Study

JavaScript Regular Expressions (Regex)

References:

Contents

Useful resources:

Note: each language has different regular expressions. Python’s regex is different than JavaScript’s (Regular Expression Flavor Comparison).

JavaScript functions that uses Regex

.test() method

The .test() method takes the regex, applies it to a string (which is placed inside the parentheses), and returns true or false if your pattern finds something or not.

let myString = 'Hello, World!';
let myRegex = /Hello/; // /Hello/ regex is case sensitive
let result = myRegex.test(myString); // result is true

console.log(/hello/.test('Hello, world')); // false


.match() method

You can extract the actual matches you found with the .match() method.

'Hello, World!'.match(/Hello/);
// Returns [ 'Hello', index: 0, input: 'Hello, World!', groups: undefined ]

Note that the .match syntax is the “opposite” of the .test:

/regex/.test('string');

'string'.match(/regex/);

However, this method is commonly used with g flag:

'Repeat, Repeat, Repeat'.match(/Repeat/);
// Returns ['Repeat', index: 0, input: 'Repeat, Repeat ,Repeat', groups: undefined]

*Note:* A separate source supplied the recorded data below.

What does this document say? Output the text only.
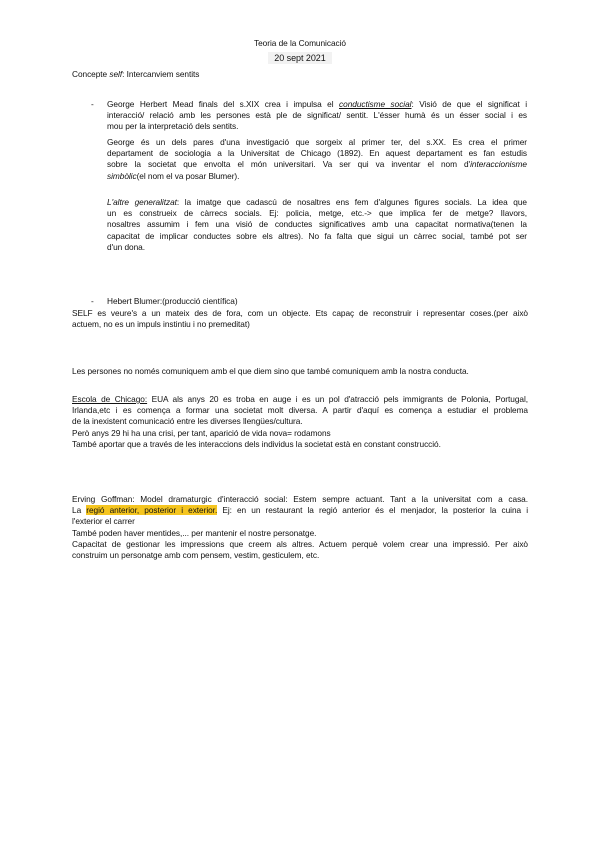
Teoria de la Comunicació
20 sept 2021
Concepte self: Intercanviem sentits
- George Herbert Mead finals del s.XIX crea i impulsa el conductisme social: Visió de que el significat i
interacció/ relació amb les persones està ple de significat/ sentit. L'ésser humà és un ésser social i es
mou per la interpretació dels sentits.
George és un dels pares d'una investigació que sorgeix al primer ter, del s.XX. Es crea el primer
departament de sociologia a la Universitat de Chicago (1892). En aquest departament es fan estudis
sobre la societat que envolta el món universitari. Va ser qui va inventar el nom d'interaccionisme
simbòlic(el nom el va posar Blumer).
L'altre generalitzat: la imatge que cadascú de nosaltres ens fem d'algunes figures socials. La idea que
un es construeix de càrrecs socials. Ej: policia, metge, etc.-> que implica fer de metge? Ilavors,
nosaltres assumim i fem una visió de conductes significatives amb una capacitat normativa(tenen la
capacitat de implicar conductes sobre els altres). No fa falta que sigui un càrrec social, també pot ser
d'un dona.
- Hebert Blumer:(producció científica)
SELF es veure's a un mateix des de fora, com un objecte. Ets capaç de reconstruir i representar coses.(per això
actuem, no es un impuls instintiu i no premeditat)
Les persones no només comuniquem amb el que diem sino que també comuniquem amb la nostra conducta.
Escola de Chicago: EUA als anys 20 es troba en auge i es un pol d'atracció pels immigrants de Polonia, Portugal,
Irlanda,etc i es comença a formar una societat molt diversa. A partir d'aquí es comença a estudiar el problema
de la inexistent comunicació entre les diverses llengües/cultura.
Però anys 29 hi ha una crisi, per tant, aparició de vida nova= rodamons
També aportar que a través de les interaccions dels individus la societat està en constant construcció.
Erving Goffman: Model dramaturgic d'interacció social: Estem sempre actuant. Tant a la universitat com a casa.
La regió anterior, posterior i exterior. Ej: en un restaurant la regió anterior és el menjador, la posterior la cuina i
l'exterior el carrer
També poden haver mentides,... per mantenir el nostre personatge.
Capacitat de gestionar les impressions que creem als altres. Actuem perquè volem crear una impressió. Per això
construim un personatge amb com pensem, vestim, gesticulem, etc.
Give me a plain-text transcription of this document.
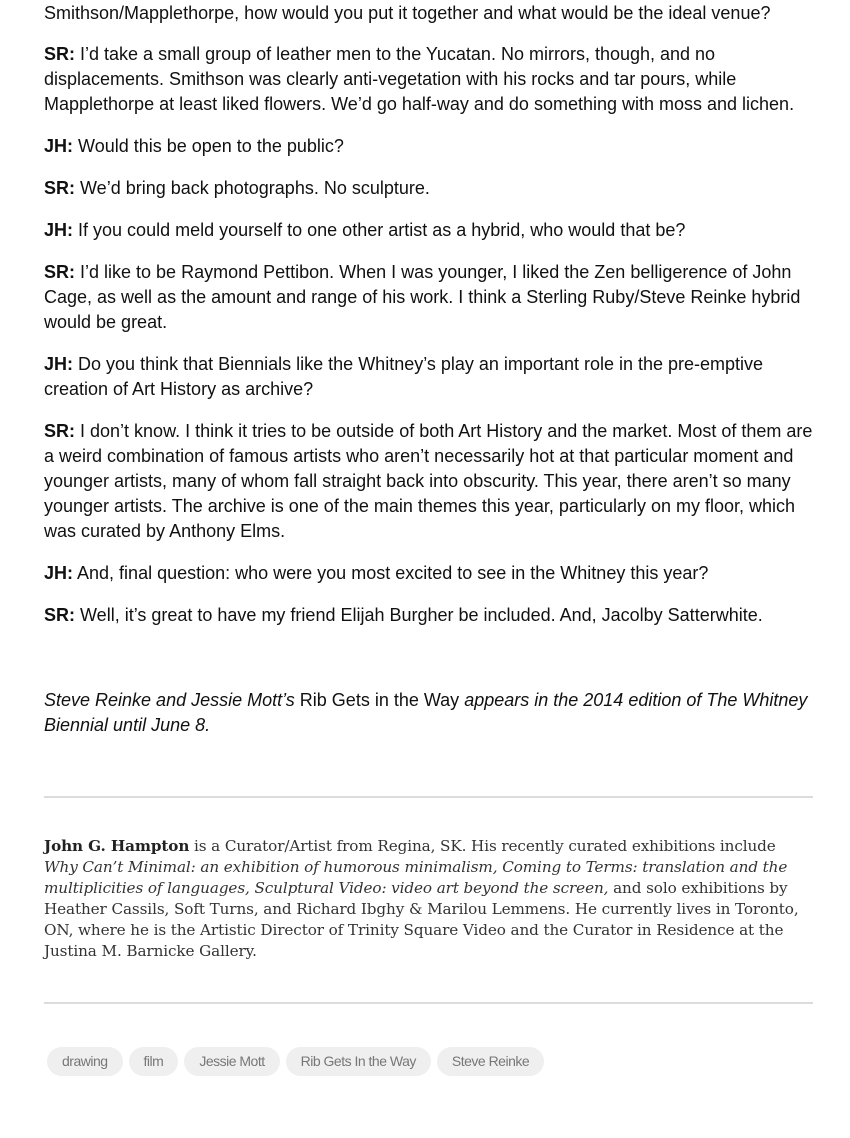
Smithson/Mapplethorpe, how would you put it together and what would be the ideal venue?

SR: I’d take a small group of leather men to the Yucatan. No mirrors, though, and no displacements. Smithson was clearly anti-vegetation with his rocks and tar pours, while Mapplethorpe at least liked flowers. We’d go half-way and do something with moss and lichen.

JH: Would this be open to the public?

SR: We’d bring back photographs. No sculpture.

JH: If you could meld yourself to one other artist as a hybrid, who would that be?

SR: I’d like to be Raymond Pettibon. When I was younger, I liked the Zen belligerence of John Cage, as well as the amount and range of his work. I think a Sterling Ruby/Steve Reinke hybrid would be great.

JH: Do you think that Biennials like the Whitney’s play an important role in the pre-emptive creation of Art History as archive?

SR: I don’t know. I think it tries to be outside of both Art History and the market. Most of them are a weird combination of famous artists who aren’t necessarily hot at that particular moment and younger artists, many of whom fall straight back into obscurity. This year, there aren’t so many younger artists. The archive is one of the main themes this year, particularly on my floor, which was curated by Anthony Elms.

JH: And, final question: who were you most excited to see in the Whitney this year?

SR: Well, it’s great to have my friend Elijah Burgher be included. And, Jacolby Satterwhite.

Steve Reinke and Jessie Mott’s Rib Gets in the Way appears in the 2014 edition of The Whitney Biennial until June 8.

John G. Hampton is a Curator/Artist from Regina, SK. His recently curated exhibitions include Why Can’t Minimal: an exhibition of humorous minimalism, Coming to Terms: translation and the multiplicities of languages, Sculptural Video: video art beyond the screen, and solo exhibitions by Heather Cassils, Soft Turns, and Richard Ibghy & Marilou Lemmens. He currently lives in Toronto, ON, where he is the Artistic Director of Trinity Square Video and the Curator in Residence at the Justina M. Barnicke Gallery.

drawing	film	Jessie Mott	Rib Gets In the Way	Steve Reinke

'Repeat, Repeat, Repeat'.match(/Repeat/g); // ["Repeat", "Repeat", "Repeat"]


.matchAll() method

The method str.matchAll(regexp) is a “newer, improved” variant of str.match. It’s used mainly to search for all matches with all groups. There are 3 differences from match:

  1. It returns an iterable object with matches instead of an array. We can make a regular array from it using Array.from.
  2. Every match is returned as an array with capturing groups (the same format as str.match without flag g).
  3. If there are no results, it returns not null, but an empty iterable object.
let str = '<h1>Hello, world!</h1>';
let matchAll = str.matchAll(/<(.*?)>/g);

console.log(matchAll); // Object [RegExp String Iterator] {}, not array, but an iterable

matchAll = Array.from(matchAll); // convert to array of objects
console.log(matchAll); // [ ['<h1>','h1',index: 0,input:'<h1>Hello, world!</h1>',groups: undefined], ['</h1>',...] ]


.search() method

search() method searches a string for a specified value and returns the position of the match.

'You saw Titanic?'.match(/titanic/i); // [ 'Titanic' ]
'You saw Titanic?'.search(/titanic/i); // 8

'Should watch Titanic or The Titans?'.match(/t[a-z]*n/gi); // [ 'Titan', 'Titan' ]
'Should watch Titanic or The Titans?'.search(/t[a-z]*n/gi); // 13 (only first match)


.split() method

'Hello World, I-am coding'.split(' '); // [ 'Hello', 'World,', 'I-am', 'coding' ]
'Hello World, I-am coding'.split(/\W/); // [ 'Hello', 'World', 'I', 'am', 'coding' ]
console.log('12, 34, 56'.split(/,\s*/)); // array of [12, 34, 56]


.replace(str|regexp, str|func)

This is a generic method for searching and replacing, one of most useful ones. The swiss army knife for searching and replacing. We can use it without regex, to search and replace a substring:

// replace a dash by a colon
console.log('12-34-56'.replace('-', ':')); // 12:34-56

When the first argument of replace is a string, it only replaces the first match.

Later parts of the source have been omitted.